The Farmers’ Union of Wales says it has a dossier of evidence to back-up industry concerns about afforestation in Wales.

All tree planting covering 50 hectares (ha) or more must first have an environmental impact assessment (EIA), a regulation that considers if that afforestation would have a significant effect on the environment.

In 2015 the land area applied for by landowners covered around 700ha in Wales, in 2021 it was close to 3,000ha.

What changed in that intervening six years was the acceptance that climate change is real and the onus put on every sector, from energy providers to airlines, to negate their carbon emissions.

A big surge in new carbon offsetting companies followed, businesses looking to profit from the carbon-offset.

There was a massive shift in government priorities too, including financial incentives for tree planting.

In Wales, as of October 2021, contracts offered under the Glastir Woodland Creation scheme were worth £9.3m and £1.3m of that total is being paid to businesses registered outside the country.

The devolved government has an ambitious tree planting target – it is committed to getting 86 million trees planted by 2030 to meets its net zero target by 2050 – so farmers are questioning how this can be delivered if farmland is to be protected from afforestation.

However, deputy climate change minister Lee Waters says claims of mass applications for tree planting from outside Wales were “wide of the mark’’ and likened them to a trickle not an avalanche.

Of the 1,121 customers in the first 10 windows of the Glastir Woodland Creation scheme, 35 had registered addresses outside Wales; these included small projects and schemes by organisations such as the Woodland Trust, but also companies.

“We are not seeing any evidence of an avalanche, it is a trickle of applications,’’ said Mr Waters.

But climate change was an emergency, he said, and that meant changes to the status quo

“We have to change the ways we do things, including how we farm,’’ insisted Mr Waters, who has suggested that tree planting has become a convenient pantomime villain for those railing against the change.

He quoted the UK Climate Change Committee’s figure of 5,000ha of woodland that would need to be planted in Wales every year to 2030 to sequester carbon.

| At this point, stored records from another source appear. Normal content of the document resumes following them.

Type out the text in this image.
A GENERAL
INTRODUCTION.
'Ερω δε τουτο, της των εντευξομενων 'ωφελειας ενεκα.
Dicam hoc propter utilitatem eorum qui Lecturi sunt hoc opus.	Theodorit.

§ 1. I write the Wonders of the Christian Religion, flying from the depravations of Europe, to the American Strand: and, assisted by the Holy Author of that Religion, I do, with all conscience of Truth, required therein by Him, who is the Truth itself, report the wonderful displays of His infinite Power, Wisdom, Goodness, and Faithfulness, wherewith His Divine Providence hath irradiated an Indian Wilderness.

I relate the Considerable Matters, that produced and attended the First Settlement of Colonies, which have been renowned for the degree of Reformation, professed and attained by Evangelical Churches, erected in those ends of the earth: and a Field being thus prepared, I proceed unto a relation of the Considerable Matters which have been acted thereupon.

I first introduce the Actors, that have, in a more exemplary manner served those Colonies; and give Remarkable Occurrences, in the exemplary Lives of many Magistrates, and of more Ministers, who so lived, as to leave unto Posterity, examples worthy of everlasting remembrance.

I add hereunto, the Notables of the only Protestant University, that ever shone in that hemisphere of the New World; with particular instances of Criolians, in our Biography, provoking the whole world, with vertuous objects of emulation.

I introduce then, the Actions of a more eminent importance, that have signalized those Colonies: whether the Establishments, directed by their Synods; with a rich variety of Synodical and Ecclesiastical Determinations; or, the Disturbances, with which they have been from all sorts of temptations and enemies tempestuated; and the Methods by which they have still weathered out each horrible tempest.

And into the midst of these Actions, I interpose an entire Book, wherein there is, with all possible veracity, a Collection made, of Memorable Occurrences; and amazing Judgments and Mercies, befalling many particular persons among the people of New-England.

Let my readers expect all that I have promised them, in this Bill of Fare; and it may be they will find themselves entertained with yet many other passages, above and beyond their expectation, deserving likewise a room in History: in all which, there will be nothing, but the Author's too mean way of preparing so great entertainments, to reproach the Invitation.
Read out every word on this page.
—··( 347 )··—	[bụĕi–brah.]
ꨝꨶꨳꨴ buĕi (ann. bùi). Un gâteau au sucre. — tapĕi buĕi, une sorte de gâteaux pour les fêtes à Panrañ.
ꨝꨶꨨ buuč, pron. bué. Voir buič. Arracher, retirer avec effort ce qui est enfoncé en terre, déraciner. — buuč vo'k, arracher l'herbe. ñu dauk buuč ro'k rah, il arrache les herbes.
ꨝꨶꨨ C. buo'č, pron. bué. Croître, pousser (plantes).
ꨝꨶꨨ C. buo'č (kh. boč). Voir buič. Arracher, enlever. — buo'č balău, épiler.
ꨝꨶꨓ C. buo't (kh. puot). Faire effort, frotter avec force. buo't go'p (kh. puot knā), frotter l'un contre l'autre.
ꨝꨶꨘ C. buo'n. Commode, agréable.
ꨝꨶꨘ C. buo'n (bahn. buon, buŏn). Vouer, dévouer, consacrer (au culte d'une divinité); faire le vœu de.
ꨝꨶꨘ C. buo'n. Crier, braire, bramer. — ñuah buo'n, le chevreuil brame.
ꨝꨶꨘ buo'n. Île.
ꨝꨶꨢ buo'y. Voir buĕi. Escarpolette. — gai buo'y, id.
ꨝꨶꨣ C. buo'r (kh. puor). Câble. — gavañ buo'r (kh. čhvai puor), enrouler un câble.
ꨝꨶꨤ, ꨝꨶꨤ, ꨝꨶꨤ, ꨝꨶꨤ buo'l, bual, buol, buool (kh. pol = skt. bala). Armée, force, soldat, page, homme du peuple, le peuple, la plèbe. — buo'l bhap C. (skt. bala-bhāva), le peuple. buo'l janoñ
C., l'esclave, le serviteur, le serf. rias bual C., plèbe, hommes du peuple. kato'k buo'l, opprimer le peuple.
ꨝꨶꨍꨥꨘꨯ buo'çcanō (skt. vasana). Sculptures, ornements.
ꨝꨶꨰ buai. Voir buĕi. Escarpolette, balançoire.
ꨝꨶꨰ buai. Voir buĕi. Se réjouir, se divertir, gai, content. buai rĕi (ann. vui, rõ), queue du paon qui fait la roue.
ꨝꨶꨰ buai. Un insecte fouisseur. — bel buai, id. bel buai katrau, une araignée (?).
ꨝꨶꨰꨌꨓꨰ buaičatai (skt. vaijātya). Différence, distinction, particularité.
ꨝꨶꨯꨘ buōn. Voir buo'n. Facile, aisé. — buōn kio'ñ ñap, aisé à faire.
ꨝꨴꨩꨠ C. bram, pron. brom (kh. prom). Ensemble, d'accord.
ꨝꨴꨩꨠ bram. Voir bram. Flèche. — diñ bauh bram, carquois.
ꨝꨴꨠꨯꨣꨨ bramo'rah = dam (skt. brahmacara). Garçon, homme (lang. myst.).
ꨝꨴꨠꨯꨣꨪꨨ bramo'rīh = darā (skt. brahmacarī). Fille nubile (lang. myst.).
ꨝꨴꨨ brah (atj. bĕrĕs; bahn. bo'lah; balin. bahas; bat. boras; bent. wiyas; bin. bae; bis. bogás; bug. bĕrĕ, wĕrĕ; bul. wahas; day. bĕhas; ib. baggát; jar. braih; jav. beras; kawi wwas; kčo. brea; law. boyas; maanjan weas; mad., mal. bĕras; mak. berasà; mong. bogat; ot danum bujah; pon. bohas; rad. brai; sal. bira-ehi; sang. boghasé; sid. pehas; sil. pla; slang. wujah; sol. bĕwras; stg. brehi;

If every farm in Wales planted half a hectare on its land, Mr Waters calculates that “we would be halfway to that target’’.

It would require a 10 per cent change in land use, which he describes as “modest’’.

He insisted it was not a threat to the future of farming but required a change of approach.

Although there are big concerns about vast tracts of monocultures of conifers, these species are needed because they grow quickly, said Mr Waters, and the timber provides a valuable income stream for the Welsh rural economy.

He admitted that in the past the government had made it “far too difficult’’ for farmers to plant trees and, as a result, they had been disincentivised.

But systems had since been reviewed and the process was now easier, he insisted.